Saving Always Pays Off
11/25/2022 - SouthState Stories and Insights

You’ve heard it said countless times: “A penny saved is a penny earned.”
Whether you’re planning to buy a new car or concert tickets, saving up over time is a better way to go than using credit. Instead of paying off interest, you can use the savings to work toward the next large purchase or prepare for an unforeseen emergency.
At SouthState, we have multiple ways to help your financial planning get off the ground. Our bankers can walk you through options including savings accounts, retirement and college savings plans.
Make Saving Easy
If you’ve found that remembering to put aside money is difficult, you’re not alone.
One of the simplest and most effective tools you can use is an automatic savings plan.
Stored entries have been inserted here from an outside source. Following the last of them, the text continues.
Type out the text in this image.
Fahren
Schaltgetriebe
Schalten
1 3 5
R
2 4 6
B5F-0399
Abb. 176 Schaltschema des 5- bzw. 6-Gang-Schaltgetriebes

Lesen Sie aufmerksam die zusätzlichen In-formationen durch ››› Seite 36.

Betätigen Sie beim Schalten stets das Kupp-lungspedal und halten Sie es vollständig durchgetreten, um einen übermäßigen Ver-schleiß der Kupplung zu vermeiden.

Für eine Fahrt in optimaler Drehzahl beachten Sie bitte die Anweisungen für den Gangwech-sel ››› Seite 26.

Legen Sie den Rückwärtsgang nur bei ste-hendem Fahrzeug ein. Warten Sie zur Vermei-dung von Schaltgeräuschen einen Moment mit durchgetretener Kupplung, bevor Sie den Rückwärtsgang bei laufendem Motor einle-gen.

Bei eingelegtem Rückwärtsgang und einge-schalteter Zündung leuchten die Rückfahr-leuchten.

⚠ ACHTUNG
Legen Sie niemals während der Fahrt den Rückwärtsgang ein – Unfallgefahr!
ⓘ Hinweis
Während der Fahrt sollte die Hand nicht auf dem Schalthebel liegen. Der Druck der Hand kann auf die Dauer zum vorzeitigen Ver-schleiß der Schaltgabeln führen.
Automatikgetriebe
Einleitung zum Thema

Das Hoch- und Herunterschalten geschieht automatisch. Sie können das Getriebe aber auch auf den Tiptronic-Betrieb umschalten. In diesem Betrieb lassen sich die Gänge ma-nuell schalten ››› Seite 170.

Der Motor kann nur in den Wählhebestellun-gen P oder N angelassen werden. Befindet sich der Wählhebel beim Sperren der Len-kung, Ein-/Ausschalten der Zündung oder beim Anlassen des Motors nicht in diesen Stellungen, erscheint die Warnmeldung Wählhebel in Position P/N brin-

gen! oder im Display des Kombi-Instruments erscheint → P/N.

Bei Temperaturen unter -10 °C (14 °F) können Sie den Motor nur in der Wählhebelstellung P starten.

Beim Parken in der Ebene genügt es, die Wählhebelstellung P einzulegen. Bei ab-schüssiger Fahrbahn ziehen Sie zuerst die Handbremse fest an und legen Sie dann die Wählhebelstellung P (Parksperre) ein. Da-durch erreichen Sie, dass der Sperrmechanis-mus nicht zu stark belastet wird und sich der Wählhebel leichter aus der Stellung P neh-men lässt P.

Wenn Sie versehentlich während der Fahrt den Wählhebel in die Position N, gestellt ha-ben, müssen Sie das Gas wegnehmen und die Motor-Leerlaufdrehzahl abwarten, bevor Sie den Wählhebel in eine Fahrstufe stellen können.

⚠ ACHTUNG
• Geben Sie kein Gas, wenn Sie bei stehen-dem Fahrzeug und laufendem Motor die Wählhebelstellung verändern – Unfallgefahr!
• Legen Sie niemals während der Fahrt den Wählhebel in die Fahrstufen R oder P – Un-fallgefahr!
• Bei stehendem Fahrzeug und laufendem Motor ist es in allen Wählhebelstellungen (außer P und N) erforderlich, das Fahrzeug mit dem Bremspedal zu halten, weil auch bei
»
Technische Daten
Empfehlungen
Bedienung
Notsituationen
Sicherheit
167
Check with your employer to see if they have the option to deduct a certain amount from each paycheck to automatically transfer to a savings account.
Round Up To Save™ from SouthState can help you save with just a swipe of your debit card. For each debit card purchase you make, this feature “rounds up” the amount to the next dollar and deposits that change in your savings account.
If you round up just 50 cents a day, you’ll accumulate $182.50 in a year. With interest earned on your savings account, plus SouthState’s 2% match on Round Up To Save™ transfers, up to $250, your nest egg is well on its way.
Set your savings goal and use the chart below to determine how much you will need to save each month to reach your goal. As you can see, saving just the price of a latte or lunch can grow into an emergency fund.
Amount to Save | 6 months | 12 months | 24 months | 36 months |
---|---|---|---|---|
$180 | $30 | $15 | $7 | $5 |
$280 | $48 | $24 | $12 | $8 |
$500 | $84 | $42 | $21 | $14 |
$2000 | $332 | $166 | $83 | $55 |
Save for the Future
While you’re saving up for a large purchase 1 to 3 years down the line, don’t forget about what’s ahead in 25 to 30 years.
There are two fundamental strategies to preparing for retirement: save early and save more.
Determining exactly how much you need to put aside for retirement can be complicated. To calculate, you need to know your level of expenses during retirement, your future tax rates, the future returns on your assets and ultimately how long you are going to live.
Make sure to review your retirement plan periodically to make sure it still matches your desired standard of living. You may need to tweak your contributions or other aspects of your plan.